🤖 AI Summary
To address weak cross-task and cross-object generalization and heavy reliance on large-scale training data in general-purpose robotic manipulation, this paper proposes a zero-shot manipulation framework grounded in geometric constraints as a universal interface. Methodologically, it models task-implicit object-part relationships (e.g., “knife edge perpendicular to carrot axis”) as interpretable symbolic constraints, integrating large foundation models for constraint generation, a symbolic geometric parser for semantic interpretation, and an optimization-driven trajectory solver for action execution—bypassing end-to-end vision-language-action joint training. Key contributions include: (i) the first geometric-constraint-driven zero-shot mapping mechanism enabling immediate natural language-to-action translation; (ii) context-aware adaptation, failure-feedback learning, long-horizon planning, and efficient imitation-data collection. Evaluated in both simulation and real-world settings, the framework achieves state-of-the-art performance, significantly improves out-of-distribution generalization, and eliminates costly retraining.
📝 Abstract
We present GeoManip, a framework to enable generalist robots to leverage essential conditions derived from object and part relationships, as geometric constraints, for robot manipulation. For example, cutting the carrot requires adhering to a geometric constraint: the blade of the knife should be perpendicular to the carrot's direction. By interpreting these constraints through symbolic language representations and translating them into low-level actions, GeoManip bridges the gap between natural language and robotic execution, enabling greater generalizability across diverse even unseen tasks, objects, and scenarios. Unlike vision-language-action models that require extensive training, operates training-free by utilizing large foundational models: a constraint generation module that predicts stage-specific geometric constraints and a geometry parser that identifies object parts involved in these constraints.
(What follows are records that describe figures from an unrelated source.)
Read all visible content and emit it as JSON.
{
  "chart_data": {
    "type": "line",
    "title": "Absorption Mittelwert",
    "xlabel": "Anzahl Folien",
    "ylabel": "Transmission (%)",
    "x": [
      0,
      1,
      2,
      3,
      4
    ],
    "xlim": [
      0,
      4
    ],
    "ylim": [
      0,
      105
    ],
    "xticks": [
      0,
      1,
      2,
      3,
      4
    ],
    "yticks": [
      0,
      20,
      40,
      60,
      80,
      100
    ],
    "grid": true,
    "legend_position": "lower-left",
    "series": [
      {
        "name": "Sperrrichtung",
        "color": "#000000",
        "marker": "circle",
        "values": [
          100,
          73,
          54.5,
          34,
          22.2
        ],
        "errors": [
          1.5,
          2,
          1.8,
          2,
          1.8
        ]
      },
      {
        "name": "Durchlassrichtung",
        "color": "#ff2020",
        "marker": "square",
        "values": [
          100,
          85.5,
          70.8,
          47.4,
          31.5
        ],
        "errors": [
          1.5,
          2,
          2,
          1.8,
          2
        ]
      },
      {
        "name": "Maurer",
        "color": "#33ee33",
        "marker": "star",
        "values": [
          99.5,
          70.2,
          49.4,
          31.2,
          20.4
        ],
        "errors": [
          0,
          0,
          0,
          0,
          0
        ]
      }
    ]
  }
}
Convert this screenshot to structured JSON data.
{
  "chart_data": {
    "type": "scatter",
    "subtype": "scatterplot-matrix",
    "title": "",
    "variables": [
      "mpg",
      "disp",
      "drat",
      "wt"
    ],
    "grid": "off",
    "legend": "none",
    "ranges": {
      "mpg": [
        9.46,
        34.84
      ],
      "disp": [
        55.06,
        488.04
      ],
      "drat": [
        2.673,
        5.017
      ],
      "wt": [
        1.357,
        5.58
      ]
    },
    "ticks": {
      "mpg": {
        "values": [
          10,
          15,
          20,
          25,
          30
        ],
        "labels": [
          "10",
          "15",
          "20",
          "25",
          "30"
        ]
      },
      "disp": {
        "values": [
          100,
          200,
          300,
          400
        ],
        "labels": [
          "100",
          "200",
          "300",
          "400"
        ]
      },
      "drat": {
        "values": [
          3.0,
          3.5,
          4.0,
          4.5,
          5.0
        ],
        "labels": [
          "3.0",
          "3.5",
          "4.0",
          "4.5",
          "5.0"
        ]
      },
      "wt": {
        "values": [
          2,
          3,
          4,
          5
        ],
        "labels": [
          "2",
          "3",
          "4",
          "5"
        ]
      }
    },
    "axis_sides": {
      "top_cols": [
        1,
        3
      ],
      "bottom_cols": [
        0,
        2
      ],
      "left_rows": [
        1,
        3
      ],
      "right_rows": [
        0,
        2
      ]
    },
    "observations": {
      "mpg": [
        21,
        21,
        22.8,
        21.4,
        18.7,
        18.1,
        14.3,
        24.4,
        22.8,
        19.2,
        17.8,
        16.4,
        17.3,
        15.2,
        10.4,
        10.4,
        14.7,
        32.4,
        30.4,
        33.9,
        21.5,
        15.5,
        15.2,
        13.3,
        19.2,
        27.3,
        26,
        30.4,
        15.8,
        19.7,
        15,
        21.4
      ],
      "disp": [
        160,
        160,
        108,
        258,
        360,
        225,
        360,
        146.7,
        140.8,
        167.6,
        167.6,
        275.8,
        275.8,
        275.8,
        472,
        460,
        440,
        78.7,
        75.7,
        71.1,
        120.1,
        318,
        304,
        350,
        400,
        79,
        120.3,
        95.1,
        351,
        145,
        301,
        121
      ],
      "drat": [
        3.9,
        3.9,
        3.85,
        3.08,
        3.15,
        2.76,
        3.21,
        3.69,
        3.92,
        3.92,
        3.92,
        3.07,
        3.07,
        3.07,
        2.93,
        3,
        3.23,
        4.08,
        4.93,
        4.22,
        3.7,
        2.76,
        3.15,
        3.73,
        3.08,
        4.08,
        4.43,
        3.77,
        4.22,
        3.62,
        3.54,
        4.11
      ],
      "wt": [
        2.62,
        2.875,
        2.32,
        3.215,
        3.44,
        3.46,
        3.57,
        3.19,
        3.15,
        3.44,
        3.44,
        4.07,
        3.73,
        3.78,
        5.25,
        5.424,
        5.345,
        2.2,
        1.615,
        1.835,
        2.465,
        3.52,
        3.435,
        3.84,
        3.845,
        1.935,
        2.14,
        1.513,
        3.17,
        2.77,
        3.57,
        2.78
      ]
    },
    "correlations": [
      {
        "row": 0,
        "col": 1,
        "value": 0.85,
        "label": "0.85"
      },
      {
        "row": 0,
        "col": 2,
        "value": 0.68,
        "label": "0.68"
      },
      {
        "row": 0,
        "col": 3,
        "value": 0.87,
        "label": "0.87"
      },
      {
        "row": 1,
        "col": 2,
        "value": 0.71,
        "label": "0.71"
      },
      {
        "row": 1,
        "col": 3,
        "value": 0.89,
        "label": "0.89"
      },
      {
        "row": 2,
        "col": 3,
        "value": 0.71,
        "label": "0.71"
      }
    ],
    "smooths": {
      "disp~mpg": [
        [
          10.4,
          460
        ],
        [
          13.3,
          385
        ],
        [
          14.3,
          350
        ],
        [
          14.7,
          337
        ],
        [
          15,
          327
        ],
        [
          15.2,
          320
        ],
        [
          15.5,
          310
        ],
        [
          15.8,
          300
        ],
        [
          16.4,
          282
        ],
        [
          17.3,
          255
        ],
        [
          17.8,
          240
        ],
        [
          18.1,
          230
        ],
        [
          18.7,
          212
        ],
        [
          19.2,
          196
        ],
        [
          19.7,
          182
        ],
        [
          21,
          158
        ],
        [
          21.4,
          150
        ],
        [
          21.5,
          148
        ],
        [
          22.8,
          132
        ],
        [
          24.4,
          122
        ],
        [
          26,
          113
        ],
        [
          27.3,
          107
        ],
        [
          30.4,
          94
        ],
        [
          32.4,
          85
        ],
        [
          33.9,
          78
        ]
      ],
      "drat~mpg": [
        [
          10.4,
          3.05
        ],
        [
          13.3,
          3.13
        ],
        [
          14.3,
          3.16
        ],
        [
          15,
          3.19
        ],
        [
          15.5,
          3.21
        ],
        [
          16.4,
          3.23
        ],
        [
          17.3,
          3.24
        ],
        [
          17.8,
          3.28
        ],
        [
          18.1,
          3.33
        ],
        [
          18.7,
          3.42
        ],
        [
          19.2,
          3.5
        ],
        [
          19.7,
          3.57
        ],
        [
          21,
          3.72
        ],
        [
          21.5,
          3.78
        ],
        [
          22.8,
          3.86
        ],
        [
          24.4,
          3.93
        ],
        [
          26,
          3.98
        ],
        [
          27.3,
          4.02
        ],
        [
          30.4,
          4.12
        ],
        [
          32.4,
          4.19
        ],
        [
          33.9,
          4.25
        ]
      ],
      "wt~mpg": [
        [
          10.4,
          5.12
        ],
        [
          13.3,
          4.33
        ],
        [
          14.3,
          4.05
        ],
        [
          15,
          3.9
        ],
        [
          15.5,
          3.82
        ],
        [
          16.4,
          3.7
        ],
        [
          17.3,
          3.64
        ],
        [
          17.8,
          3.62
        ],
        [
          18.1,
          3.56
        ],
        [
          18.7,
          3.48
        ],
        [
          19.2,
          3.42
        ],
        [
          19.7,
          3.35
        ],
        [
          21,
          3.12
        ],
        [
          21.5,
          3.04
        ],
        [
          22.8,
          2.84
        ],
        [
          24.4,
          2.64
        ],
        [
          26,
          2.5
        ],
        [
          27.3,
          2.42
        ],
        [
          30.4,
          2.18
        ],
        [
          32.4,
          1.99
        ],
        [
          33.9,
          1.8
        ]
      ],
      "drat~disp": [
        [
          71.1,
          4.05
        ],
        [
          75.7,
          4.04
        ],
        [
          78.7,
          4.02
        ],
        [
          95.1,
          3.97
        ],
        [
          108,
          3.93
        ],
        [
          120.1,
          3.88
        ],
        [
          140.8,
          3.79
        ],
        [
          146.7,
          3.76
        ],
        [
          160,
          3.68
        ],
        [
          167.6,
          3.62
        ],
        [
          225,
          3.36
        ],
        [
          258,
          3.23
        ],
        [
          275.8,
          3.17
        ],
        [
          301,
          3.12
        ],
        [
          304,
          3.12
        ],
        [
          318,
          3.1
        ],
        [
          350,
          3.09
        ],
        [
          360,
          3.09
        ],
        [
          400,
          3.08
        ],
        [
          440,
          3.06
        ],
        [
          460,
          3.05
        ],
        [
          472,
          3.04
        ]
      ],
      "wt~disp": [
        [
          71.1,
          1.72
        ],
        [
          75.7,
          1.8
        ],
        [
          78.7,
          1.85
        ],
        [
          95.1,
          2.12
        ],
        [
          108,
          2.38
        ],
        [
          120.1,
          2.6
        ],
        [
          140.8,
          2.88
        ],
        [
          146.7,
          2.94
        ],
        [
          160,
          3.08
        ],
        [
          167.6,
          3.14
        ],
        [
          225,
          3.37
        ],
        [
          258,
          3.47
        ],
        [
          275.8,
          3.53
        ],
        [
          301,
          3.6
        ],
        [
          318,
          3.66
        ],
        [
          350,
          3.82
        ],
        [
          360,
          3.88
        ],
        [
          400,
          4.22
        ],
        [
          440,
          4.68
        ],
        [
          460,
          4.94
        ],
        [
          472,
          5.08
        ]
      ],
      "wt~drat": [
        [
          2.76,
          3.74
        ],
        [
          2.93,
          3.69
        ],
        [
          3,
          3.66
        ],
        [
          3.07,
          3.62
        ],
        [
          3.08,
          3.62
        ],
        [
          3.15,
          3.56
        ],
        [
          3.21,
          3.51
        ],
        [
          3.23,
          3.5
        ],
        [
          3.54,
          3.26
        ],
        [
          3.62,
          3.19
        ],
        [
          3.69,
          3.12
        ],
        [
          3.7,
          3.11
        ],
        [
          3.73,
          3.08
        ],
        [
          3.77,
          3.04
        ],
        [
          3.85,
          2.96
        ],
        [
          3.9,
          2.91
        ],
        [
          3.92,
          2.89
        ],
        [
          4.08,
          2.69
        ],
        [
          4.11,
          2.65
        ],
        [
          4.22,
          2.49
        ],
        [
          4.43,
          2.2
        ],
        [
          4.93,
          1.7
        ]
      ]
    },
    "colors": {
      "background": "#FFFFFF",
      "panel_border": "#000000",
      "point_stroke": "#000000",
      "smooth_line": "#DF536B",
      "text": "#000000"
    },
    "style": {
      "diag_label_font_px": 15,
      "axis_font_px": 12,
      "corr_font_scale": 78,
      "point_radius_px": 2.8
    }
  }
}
A solver then optimizes trajectories to satisfy inferred constraints from task descriptions and the scene. Furthermore, GeoManip learns in-context and provides five appealing human-robot interaction features: on-the-fly policy adaptation, learning from human demonstrations, learning from failure cases, long-horizon action planning, and efficient data collection for imitation learning. Extensive evaluations on both simulations and real-world scenarios demonstrate GeoManip's state-of-the-art performance, with superior out-of-distribution generalization while avoiding costly model training.